Lüthi büsste 0,371 Sekunden auf die Bestzeit des Spaniers Marquez ein und dies, nachdem das Training für den Berner mit einem Sturz in der 1. Session denkbar ungünstig begonnen hatte. «Kein Problem, es war nur ein Ausrutscher in einer langsamen Kurve», gab Lüthi am Freitagabend Entwarnung.

Tom Lüthis Trainingssturz in Motegi

Gleichzeitig zeigte er sich zufrieden mit seiner Leistung: «Am Nachmittag lief es sofort besser, und es passt soweit. Wir sind auf Kurs. Doch ich sehe auch, dass noch Potential zur Steigerung vorhanden ist.» Für Lüthi geht es in Motegi darum, nach den zuletzt enttäuschenden Resultaten in Misano (9. Platz) und Alcañiz (11.) wieder den Anschluss an die Moto2-Spitze zu finden.

Tom Lüthi zur Strecke in Motegi

Grosser Rückstand für Aegerter

Mehr Handlungsbedarf bis zum Qualifying am Samstag besteht bei Dominique Aegerter. Der Berner verlor über 8 Zehntel auf die Spitze. Aegerter, der am Sonntag seinen 100. Grand Prix bestreiten wird, muss bei der Fahrwerkeinstellung noch ein deutlicher Schritt nach vorne gelingen.

2. GP für Jesko Raffin

Randy Krummenacher fehlt in Motegi wie schon zuletzt in Aragonien wegen seiner in Misano erlittenen Fussverletzung. Als Ersatzfahrer wurde im GP Team Switzerland erneut Jesko Raffin aufgeboten, der somit zu seinem 2. Renneinsatz in der Moto2-WM kommen wird.

Am Freitag verlor der 16-jährige Zürcher auf der für ihn komplett neuen Strecke in Japan mehr als 4 Sekunden auf WM-Leader Marquez.
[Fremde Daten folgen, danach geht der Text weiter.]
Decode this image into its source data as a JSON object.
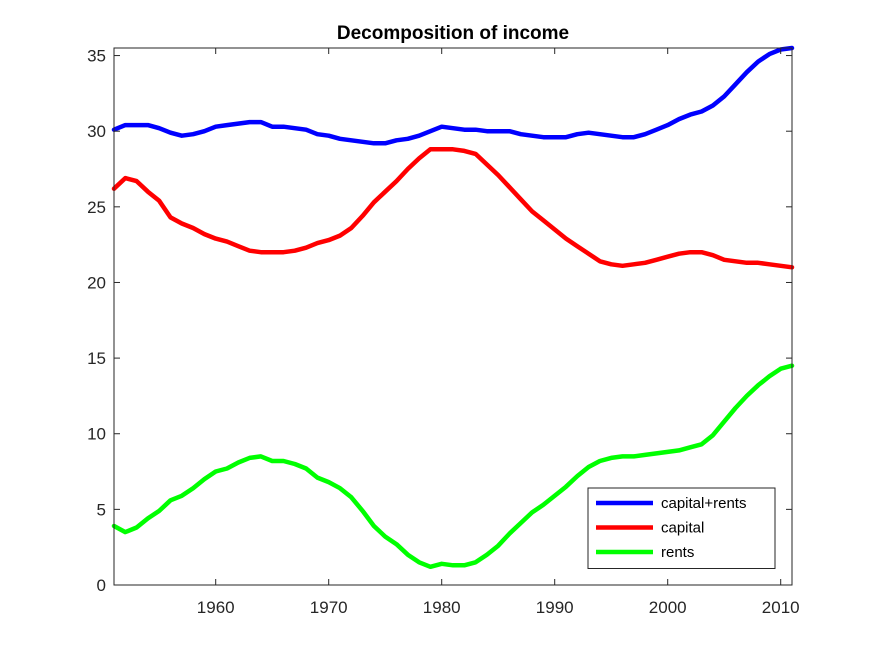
{
  "chart_data": {
    "type": "line",
    "title": "Decomposition of income",
    "xlabel": "",
    "ylabel": "",
    "xlim": [
      1951,
      2011
    ],
    "ylim": [
      0,
      35.5
    ],
    "xticks": [
      1960,
      1970,
      1980,
      1990,
      2000,
      2010
    ],
    "yticks": [
      0,
      5,
      10,
      15,
      20,
      25,
      30,
      35
    ],
    "xtick_labels": [
      "1960",
      "1970",
      "1980",
      "1990",
      "2000",
      "2010"
    ],
    "ytick_labels": [
      "0",
      "5",
      "10",
      "15",
      "20",
      "25",
      "30",
      "35"
    ],
    "grid": false,
    "legend_position": "bottom-right",
    "series": [
      {
        "name": "capital+rents",
        "color": "#0000FF",
        "x": [
          1951,
          1952,
          1953,
          1954,
          1955,
          1956,
          1957,
          1958,
          1959,
          1960,
          1961,
          1962,
          1963,
          1964,
          1965,
          1966,
          1967,
          1968,
          1969,
          1970,
          1971,
          1972,
          1973,
          1974,
          1975,
          1976,
          1977,
          1978,
          1979,
          1980,
          1981,
          1982,
          1983,
          1984,
          1985,
          1986,
          1987,
          1988,
          1989,
          1990,
          1991,
          1992,
          1993,
          1994,
          1995,
          1996,
          1997,
          1998,
          1999,
          2000,
          2001,
          2002,
          2003,
          2004,
          2005,
          2006,
          2007,
          2008,
          2009,
          2010,
          2011
        ],
        "y": [
          30.1,
          30.4,
          30.4,
          30.4,
          30.2,
          29.9,
          29.7,
          29.8,
          30.0,
          30.3,
          30.4,
          30.5,
          30.6,
          30.6,
          30.3,
          30.3,
          30.2,
          30.1,
          29.8,
          29.7,
          29.5,
          29.4,
          29.3,
          29.2,
          29.2,
          29.4,
          29.5,
          29.7,
          30.0,
          30.3,
          30.2,
          30.1,
          30.1,
          30.0,
          30.0,
          30.0,
          29.8,
          29.7,
          29.6,
          29.6,
          29.6,
          29.8,
          29.9,
          29.8,
          29.7,
          29.6,
          29.6,
          29.8,
          30.1,
          30.4,
          30.8,
          31.1,
          31.3,
          31.7,
          32.3,
          33.1,
          33.9,
          34.6,
          35.1,
          35.4,
          35.5
        ]
      },
      {
        "name": "capital",
        "color": "#FF0000",
        "x": [
          1951,
          1952,
          1953,
          1954,
          1955,
          1956,
          1957,
          1958,
          1959,
          1960,
          1961,
          1962,
          1963,
          1964,
          1965,
          1966,
          1967,
          1968,
          1969,
          1970,
          1971,
          1972,
          1973,
          1974,
          1975,
          1976,
          1977,
          1978,
          1979,
          1980,
          1981,
          1982,
          1983,
          1984,
          1985,
          1986,
          1987,
          1988,
          1989,
          1990,
          1991,
          1992,
          1993,
          1994,
          1995,
          1996,
          1997,
          1998,
          1999,
          2000,
          2001,
          2002,
          2003,
          2004,
          2005,
          2006,
          2007,
          2008,
          2009,
          2010,
          2011
        ],
        "y": [
          26.2,
          26.9,
          26.7,
          26.0,
          25.4,
          24.3,
          23.9,
          23.6,
          23.2,
          22.9,
          22.7,
          22.4,
          22.1,
          22.0,
          22.0,
          22.0,
          22.1,
          22.3,
          22.6,
          22.8,
          23.1,
          23.6,
          24.4,
          25.3,
          26.0,
          26.7,
          27.5,
          28.2,
          28.8,
          28.8,
          28.8,
          28.7,
          28.5,
          27.8,
          27.1,
          26.3,
          25.5,
          24.7,
          24.1,
          23.5,
          22.9,
          22.4,
          21.9,
          21.4,
          21.2,
          21.1,
          21.2,
          21.3,
          21.5,
          21.7,
          21.9,
          22.0,
          22.0,
          21.8,
          21.5,
          21.4,
          21.3,
          21.3,
          21.2,
          21.1,
          21.0
        ]
      },
      {
        "name": "rents",
        "color": "#00FF00",
        "x": [
          1951,
          1952,
          1953,
          1954,
          1955,
          1956,
          1957,
          1958,
          1959,
          1960,
          1961,
          1962,
          1963,
          1964,
          1965,
          1966,
          1967,
          1968,
          1969,
          1970,
          1971,
          1972,
          1973,
          1974,
          1975,
          1976,
          1977,
          1978,
          1979,
          1980,
          1981,
          1982,
          1983,
          1984,
          1985,
          1986,
          1987,
          1988,
          1989,
          1990,
          1991,
          1992,
          1993,
          1994,
          1995,
          1996,
          1997,
          1998,
          1999,
          2000,
          2001,
          2002,
          2003,
          2004,
          2005,
          2006,
          2007,
          2008,
          2009,
          2010,
          2011
        ],
        "y": [
          3.9,
          3.5,
          3.8,
          4.4,
          4.9,
          5.6,
          5.9,
          6.4,
          7.0,
          7.5,
          7.7,
          8.1,
          8.4,
          8.5,
          8.2,
          8.2,
          8.0,
          7.7,
          7.1,
          6.8,
          6.4,
          5.8,
          4.9,
          3.9,
          3.2,
          2.7,
          2.0,
          1.5,
          1.2,
          1.4,
          1.3,
          1.3,
          1.5,
          2.0,
          2.6,
          3.4,
          4.1,
          4.8,
          5.3,
          5.9,
          6.5,
          7.2,
          7.8,
          8.2,
          8.4,
          8.5,
          8.5,
          8.6,
          8.7,
          8.8,
          8.9,
          9.1,
          9.3,
          9.9,
          10.8,
          11.7,
          12.5,
          13.2,
          13.8,
          14.3,
          14.5
        ]
      }
    ]
  }
}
In Motegi nicht am Start ist der Tessiner Marco Colandrea, der in seiner Moto2-Rookie-Saison noch nie in die Punkteränge vorgestossen ist.
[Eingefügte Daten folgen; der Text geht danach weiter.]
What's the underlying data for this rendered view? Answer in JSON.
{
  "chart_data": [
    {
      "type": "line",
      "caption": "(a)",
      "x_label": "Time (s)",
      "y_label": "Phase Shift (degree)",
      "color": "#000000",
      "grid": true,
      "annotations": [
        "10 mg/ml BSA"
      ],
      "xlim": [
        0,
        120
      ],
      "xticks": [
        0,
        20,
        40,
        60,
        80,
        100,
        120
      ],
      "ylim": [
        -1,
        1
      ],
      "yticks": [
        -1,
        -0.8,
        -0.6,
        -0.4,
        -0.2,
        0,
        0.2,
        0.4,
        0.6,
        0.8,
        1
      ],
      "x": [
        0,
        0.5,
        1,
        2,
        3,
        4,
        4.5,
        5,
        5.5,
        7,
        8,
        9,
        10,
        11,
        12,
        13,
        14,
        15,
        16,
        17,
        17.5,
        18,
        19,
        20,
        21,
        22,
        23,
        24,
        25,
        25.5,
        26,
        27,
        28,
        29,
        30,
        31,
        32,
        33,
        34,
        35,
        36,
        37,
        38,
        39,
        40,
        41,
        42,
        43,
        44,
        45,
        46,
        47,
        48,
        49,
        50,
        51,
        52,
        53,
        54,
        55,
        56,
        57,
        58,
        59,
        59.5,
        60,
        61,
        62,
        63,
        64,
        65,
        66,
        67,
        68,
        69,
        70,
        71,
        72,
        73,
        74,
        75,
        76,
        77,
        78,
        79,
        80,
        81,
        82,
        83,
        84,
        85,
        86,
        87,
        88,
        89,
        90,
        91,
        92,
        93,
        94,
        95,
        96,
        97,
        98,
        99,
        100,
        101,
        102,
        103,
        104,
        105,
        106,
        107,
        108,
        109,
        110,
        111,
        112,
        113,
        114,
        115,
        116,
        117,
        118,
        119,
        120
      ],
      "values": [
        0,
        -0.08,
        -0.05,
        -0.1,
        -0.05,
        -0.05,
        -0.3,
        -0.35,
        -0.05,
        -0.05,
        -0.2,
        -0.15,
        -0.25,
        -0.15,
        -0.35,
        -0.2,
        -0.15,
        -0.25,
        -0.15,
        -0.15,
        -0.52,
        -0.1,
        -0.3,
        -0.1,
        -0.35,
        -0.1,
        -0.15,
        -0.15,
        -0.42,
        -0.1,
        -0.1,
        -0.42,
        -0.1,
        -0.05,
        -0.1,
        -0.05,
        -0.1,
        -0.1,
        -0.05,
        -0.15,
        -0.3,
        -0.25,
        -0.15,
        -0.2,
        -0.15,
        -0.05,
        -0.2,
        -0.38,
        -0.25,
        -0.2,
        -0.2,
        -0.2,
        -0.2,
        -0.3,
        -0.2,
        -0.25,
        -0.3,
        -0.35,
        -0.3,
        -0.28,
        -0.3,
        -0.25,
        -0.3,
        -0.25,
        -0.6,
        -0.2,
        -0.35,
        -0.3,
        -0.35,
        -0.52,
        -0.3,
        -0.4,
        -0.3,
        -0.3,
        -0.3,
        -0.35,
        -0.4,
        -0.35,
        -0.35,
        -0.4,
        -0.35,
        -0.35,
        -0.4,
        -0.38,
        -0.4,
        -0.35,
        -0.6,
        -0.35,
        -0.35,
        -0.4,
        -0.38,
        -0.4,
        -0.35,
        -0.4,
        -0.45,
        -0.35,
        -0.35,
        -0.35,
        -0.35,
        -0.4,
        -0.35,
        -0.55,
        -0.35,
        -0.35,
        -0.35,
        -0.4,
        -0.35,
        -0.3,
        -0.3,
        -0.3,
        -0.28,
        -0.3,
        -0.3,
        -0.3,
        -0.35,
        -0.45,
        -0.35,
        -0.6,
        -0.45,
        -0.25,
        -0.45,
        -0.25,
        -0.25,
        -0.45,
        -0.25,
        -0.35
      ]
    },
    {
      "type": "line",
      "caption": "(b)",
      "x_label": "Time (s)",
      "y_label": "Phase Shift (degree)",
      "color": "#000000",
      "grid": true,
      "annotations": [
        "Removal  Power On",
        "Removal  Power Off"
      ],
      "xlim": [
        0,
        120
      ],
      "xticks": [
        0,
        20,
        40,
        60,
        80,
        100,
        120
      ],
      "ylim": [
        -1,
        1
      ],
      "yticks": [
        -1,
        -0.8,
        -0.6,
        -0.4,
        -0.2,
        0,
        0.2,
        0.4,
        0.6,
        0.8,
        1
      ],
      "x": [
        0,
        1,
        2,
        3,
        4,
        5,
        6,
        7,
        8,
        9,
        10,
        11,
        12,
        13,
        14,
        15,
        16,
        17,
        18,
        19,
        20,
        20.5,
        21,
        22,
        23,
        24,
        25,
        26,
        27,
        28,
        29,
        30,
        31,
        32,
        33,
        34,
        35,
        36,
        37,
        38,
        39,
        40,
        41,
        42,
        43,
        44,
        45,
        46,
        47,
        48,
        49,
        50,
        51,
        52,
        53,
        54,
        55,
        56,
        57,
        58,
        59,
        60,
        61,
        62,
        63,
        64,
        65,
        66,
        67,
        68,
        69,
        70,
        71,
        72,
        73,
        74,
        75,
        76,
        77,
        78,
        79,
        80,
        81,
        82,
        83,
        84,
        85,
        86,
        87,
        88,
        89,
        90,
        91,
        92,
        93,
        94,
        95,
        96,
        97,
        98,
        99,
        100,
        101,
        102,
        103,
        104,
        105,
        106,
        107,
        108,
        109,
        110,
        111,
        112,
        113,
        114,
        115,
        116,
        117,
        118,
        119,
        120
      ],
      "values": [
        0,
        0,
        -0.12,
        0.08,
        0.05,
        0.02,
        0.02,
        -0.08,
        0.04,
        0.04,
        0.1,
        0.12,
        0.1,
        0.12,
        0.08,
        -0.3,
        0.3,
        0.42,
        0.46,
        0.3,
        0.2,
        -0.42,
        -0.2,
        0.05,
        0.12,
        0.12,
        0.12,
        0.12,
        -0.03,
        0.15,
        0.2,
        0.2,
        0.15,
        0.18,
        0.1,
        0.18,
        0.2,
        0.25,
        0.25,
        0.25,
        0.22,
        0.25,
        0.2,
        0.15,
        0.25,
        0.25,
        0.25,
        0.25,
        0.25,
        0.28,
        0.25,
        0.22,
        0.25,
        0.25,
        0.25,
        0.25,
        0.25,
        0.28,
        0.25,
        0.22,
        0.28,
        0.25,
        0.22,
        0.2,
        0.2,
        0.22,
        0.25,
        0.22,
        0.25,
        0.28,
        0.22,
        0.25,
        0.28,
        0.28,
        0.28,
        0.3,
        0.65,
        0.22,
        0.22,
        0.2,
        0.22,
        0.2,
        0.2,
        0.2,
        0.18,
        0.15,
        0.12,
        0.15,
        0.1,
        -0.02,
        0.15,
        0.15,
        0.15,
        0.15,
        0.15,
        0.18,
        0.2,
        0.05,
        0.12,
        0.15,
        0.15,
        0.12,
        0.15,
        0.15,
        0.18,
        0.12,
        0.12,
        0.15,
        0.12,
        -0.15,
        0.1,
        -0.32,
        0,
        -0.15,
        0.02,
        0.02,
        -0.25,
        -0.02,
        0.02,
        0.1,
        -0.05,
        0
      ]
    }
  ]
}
MotoGP: Pedrosa vor Lorenzo

Tagesschnellster in der MotoGP-Klasse war Dani Pedrosa. Der WM-Zweite aus Spanien war um 0,102 Sekunden schneller als WM-Leader Jorge Lorenzo (Sp). Der Australier Casey Stoner verlor bei seinem Comeback nach einmonatiger Verletzungspause fast eine Sekunde auf seinen Honda-Werkteamkollegen Pedrosa.